|• Revised Romanization||Hwanghae-do|
|Short name transcription(s)|
|• Revised Romanization||Hwanghae|
Hwanghae (Hwanghae-do; Korean pronunciation: [ɸaŋɦɛ]) was one of the Eight Provinces of Korea during the Joseon Dynasty. Hwanghae was located in the northwest of Korea. The provincial capital was Haeju. The regional name for the province was Haesŏ (해서; 海西).
In 1395, the province was organized as P'unghae (P'unghae-do; 풍해도; 豊海道). In 1417, the province was renamed Hwanghae. The name derived from the names of the two principal cities of Hwangju (황주; 黃州) and Haeju (해주; 海州).
In 1895, the province was reorganized into the Districts of Haeju (Haeju-bu; 해주부; 海州府) in the west and Gaeseong (Gaeseong-bu; 개성부; 開城府) in the east, but in 1896, a new system of thirteen provinces was established, and Hwanghae Province was reconstituted.
In 1945, Korea was divided into Soviet and American zones of occupation, north and south respectively of the 38th parallel. The southernmost part of Hwanghae (around the towns of Ongjin and Yŏnan) was cut off from the rest of the province by the dividing line, and joined Gyeonggi Province in the southern half of the country. In 1948, Hwanghae and Gyeonggi Provinces became parts of the new countries of North and South Korea respectively.

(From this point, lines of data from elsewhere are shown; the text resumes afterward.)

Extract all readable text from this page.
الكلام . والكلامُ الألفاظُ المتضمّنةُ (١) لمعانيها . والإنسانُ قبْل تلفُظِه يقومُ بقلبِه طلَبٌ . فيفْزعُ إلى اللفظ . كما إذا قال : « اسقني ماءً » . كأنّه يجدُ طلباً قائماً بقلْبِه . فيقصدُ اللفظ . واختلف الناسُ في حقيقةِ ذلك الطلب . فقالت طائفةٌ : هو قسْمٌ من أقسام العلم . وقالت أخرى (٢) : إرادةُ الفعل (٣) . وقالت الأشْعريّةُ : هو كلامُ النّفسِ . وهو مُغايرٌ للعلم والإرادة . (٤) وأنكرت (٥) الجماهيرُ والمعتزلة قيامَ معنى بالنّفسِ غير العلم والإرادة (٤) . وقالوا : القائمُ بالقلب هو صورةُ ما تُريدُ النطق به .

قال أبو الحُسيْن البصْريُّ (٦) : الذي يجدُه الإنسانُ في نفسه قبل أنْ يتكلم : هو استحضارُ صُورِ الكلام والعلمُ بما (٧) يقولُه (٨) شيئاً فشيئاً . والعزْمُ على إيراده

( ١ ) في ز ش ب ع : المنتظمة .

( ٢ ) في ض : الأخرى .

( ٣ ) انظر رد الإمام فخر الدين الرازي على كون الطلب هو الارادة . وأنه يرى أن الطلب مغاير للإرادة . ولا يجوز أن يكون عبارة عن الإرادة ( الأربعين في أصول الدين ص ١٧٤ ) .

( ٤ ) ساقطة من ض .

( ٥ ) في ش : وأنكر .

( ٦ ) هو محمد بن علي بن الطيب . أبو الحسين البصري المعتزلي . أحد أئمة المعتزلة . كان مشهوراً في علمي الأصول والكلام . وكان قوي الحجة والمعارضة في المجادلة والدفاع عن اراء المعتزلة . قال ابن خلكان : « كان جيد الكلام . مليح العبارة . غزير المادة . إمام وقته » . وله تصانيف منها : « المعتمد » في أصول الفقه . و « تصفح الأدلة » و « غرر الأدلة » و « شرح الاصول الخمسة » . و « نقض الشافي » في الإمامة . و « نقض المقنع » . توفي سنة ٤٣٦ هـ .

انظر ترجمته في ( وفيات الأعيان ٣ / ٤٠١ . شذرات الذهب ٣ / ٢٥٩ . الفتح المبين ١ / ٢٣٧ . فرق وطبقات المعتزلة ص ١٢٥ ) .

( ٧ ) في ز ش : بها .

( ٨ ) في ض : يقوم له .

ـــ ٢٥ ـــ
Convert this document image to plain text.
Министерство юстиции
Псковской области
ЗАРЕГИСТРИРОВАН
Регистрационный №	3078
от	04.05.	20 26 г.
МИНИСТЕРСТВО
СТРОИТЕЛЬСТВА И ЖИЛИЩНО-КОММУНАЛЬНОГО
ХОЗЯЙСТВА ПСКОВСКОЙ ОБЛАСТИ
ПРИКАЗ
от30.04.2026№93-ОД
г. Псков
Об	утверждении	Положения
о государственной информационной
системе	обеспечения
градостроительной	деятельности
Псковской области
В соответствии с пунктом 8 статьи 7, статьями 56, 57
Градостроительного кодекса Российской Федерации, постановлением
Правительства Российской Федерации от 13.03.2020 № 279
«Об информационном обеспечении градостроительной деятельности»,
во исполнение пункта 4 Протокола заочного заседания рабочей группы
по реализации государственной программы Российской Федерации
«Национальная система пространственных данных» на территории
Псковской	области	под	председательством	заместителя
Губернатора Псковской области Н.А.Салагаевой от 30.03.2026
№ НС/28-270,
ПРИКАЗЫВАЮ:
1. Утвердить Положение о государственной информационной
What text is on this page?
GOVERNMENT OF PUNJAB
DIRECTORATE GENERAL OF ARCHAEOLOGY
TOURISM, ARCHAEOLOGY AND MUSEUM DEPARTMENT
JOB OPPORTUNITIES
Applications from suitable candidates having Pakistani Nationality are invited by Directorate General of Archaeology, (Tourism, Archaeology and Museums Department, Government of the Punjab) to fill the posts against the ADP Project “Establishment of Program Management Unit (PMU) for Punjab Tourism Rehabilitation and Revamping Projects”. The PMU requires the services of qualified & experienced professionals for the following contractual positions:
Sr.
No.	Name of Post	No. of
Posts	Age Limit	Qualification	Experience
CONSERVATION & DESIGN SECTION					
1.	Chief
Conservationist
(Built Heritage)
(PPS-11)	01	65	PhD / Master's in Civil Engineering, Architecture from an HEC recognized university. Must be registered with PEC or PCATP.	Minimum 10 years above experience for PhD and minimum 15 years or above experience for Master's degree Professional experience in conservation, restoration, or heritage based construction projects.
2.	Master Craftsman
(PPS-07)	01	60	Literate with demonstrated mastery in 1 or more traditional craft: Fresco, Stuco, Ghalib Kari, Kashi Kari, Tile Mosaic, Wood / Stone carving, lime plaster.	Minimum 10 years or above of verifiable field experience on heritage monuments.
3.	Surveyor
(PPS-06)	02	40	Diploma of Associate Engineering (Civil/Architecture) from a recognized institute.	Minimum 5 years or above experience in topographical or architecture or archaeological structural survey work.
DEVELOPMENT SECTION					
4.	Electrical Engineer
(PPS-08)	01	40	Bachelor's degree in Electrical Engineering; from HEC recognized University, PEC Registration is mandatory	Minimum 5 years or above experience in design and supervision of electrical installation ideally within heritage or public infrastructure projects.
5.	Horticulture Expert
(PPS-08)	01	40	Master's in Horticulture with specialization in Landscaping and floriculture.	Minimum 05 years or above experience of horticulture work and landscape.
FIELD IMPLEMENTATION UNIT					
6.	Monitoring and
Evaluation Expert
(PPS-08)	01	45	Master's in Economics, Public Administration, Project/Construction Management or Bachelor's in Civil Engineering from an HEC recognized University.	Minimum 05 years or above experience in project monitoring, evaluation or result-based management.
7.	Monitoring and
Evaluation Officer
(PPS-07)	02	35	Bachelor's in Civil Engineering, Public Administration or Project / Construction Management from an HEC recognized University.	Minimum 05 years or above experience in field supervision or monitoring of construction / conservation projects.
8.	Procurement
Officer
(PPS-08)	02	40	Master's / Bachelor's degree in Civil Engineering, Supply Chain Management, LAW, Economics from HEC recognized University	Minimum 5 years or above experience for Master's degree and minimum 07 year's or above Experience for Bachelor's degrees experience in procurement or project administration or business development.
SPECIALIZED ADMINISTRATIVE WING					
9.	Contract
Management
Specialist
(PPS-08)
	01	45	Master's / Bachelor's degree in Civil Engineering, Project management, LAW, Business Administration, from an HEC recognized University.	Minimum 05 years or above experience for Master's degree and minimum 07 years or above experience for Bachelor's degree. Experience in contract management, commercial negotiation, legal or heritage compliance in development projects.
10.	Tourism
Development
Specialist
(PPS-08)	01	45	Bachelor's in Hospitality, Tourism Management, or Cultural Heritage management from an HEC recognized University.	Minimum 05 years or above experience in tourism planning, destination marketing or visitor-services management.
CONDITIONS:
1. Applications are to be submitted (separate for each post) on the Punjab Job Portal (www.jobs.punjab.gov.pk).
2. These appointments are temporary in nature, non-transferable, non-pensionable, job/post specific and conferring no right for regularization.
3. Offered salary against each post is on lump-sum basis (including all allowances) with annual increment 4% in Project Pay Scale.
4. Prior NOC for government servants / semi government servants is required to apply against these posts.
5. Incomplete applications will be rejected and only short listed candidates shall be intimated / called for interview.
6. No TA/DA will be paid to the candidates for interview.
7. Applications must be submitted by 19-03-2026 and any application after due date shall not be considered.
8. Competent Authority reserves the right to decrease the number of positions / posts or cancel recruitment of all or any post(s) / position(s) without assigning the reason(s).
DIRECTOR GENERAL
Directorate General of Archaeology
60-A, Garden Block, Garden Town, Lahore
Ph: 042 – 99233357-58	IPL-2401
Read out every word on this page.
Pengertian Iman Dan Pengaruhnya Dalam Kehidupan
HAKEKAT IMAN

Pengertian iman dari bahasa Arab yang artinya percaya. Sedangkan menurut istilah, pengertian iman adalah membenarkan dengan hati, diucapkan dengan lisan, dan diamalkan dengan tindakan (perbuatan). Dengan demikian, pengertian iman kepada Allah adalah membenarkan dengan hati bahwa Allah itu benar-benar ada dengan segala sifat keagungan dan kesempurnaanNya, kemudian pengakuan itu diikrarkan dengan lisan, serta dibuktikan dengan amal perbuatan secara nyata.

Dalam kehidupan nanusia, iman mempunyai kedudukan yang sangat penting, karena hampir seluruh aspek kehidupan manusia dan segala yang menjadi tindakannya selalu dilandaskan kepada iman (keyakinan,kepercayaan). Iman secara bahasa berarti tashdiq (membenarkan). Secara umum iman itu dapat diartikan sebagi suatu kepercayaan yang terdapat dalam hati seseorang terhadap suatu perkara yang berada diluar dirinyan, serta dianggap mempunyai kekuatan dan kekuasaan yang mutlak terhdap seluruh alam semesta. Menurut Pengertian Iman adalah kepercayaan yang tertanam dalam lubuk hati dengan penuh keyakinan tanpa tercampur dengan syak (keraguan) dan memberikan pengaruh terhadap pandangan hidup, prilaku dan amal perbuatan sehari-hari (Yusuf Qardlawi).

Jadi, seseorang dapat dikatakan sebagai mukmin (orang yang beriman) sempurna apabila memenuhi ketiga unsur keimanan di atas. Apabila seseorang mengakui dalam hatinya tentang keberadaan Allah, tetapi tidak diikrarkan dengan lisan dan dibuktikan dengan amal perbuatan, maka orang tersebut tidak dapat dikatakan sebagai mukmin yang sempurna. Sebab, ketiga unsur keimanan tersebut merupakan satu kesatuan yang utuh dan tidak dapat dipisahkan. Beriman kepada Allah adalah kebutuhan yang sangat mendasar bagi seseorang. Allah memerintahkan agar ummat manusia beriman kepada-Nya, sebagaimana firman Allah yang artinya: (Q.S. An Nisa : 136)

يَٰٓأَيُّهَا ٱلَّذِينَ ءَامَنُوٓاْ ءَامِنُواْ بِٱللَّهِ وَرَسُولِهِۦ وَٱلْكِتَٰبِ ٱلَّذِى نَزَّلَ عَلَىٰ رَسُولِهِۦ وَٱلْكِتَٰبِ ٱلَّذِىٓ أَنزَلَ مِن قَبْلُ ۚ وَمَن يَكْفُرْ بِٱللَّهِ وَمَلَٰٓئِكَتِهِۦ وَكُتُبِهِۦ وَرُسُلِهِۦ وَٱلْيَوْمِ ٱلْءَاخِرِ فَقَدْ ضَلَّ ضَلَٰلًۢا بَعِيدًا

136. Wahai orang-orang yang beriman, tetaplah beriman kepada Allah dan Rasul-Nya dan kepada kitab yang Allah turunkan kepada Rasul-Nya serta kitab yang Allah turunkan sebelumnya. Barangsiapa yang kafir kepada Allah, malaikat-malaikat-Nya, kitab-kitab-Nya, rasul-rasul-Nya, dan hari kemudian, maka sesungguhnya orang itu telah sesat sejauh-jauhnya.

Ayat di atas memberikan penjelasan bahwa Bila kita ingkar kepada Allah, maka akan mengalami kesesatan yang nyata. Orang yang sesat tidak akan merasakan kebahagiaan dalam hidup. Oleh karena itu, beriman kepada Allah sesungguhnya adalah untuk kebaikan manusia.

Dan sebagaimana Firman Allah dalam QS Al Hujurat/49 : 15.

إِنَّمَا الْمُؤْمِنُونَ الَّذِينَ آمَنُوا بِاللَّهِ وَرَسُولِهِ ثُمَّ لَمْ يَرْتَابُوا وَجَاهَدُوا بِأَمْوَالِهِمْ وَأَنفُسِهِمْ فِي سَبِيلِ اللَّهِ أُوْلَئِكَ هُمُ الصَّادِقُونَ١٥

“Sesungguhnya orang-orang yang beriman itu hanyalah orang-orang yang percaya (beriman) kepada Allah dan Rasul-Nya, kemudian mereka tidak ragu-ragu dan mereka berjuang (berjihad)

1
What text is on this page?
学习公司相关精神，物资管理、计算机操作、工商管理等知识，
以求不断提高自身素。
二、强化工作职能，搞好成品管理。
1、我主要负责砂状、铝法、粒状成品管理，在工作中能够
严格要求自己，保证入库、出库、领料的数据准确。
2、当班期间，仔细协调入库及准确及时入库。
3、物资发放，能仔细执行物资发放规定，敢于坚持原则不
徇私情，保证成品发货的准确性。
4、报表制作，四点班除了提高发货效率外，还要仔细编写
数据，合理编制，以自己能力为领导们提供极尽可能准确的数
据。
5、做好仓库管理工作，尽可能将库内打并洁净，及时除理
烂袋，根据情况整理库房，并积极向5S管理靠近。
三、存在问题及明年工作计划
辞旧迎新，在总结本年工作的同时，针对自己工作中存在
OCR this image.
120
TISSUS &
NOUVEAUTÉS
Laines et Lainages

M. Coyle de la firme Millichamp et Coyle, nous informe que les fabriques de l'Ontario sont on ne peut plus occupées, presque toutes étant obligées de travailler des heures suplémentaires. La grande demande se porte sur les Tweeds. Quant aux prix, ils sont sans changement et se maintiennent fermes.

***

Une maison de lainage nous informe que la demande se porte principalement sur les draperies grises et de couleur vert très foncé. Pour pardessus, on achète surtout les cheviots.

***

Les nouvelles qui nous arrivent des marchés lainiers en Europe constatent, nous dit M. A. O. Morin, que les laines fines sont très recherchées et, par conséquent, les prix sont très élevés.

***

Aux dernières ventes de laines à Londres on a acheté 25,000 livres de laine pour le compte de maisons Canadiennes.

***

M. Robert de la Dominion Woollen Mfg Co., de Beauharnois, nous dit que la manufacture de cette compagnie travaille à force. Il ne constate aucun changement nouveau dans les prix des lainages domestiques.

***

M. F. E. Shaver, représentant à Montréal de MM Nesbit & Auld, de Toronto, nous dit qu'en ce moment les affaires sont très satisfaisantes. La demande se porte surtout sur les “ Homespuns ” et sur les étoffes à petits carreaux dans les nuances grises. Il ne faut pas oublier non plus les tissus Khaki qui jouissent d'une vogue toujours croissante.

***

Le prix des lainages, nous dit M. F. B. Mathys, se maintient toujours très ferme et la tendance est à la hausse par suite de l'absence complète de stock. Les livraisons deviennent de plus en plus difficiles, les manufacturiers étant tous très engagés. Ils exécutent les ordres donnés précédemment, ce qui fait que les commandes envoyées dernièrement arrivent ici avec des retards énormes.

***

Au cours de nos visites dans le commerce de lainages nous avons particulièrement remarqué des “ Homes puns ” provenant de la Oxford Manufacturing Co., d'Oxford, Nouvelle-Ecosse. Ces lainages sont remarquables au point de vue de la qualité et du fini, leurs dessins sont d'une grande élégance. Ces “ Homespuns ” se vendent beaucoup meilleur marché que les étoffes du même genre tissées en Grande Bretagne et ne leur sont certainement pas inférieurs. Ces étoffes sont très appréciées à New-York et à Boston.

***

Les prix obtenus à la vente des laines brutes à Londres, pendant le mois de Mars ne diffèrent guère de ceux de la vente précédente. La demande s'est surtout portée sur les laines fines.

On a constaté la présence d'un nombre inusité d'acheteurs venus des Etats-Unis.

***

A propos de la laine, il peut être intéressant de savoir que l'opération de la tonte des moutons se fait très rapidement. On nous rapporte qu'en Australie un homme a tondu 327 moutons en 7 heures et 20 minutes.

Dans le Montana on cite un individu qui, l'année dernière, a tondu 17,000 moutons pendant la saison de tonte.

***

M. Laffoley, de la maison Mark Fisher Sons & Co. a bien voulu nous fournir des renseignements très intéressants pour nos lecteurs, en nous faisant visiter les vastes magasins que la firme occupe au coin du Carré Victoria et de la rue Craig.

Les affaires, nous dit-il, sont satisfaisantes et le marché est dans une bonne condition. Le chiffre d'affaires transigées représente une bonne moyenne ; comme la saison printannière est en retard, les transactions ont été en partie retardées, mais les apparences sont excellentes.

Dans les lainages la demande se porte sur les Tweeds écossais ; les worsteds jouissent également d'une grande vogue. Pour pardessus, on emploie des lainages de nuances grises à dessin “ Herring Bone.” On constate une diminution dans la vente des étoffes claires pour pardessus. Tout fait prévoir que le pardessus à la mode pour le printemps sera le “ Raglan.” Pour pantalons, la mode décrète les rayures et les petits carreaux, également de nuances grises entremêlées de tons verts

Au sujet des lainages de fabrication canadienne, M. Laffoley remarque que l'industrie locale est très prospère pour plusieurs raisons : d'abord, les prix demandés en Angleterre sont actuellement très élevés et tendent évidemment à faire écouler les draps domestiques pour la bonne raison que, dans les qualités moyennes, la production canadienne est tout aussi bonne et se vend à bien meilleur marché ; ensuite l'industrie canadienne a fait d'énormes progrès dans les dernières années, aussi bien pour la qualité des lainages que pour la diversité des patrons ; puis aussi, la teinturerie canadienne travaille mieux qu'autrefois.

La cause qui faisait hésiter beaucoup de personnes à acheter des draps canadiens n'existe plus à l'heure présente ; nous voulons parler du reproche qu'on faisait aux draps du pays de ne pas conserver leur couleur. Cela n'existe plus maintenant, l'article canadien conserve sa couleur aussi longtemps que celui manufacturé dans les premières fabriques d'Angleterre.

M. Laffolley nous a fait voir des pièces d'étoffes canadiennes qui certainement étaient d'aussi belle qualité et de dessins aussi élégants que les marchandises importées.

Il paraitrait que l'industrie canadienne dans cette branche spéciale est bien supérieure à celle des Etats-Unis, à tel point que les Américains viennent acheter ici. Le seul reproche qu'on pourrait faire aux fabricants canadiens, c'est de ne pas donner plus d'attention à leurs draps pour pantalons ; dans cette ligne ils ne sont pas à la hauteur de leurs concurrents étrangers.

In 1953, at the end of the Korean War, the Northern Limit Line was established, which marked the maritime boundary between North and South Korea. The line runs between the mainland portion of Gyeonggi Province that had been part of Hwanghae before 1945, and the adjacent offshore islands (the largest of which is Baengnyeongdo). As a result, the mainland portion reverted to North Korean control, while the islands remained a part of South Korea. (Since 1999, North Korea has claimed a more southerly Maritime Military Demarcation Line, which would make the islands a part of North Korea as well. Disputes between North and South Korean naval vessels often occur in this area.)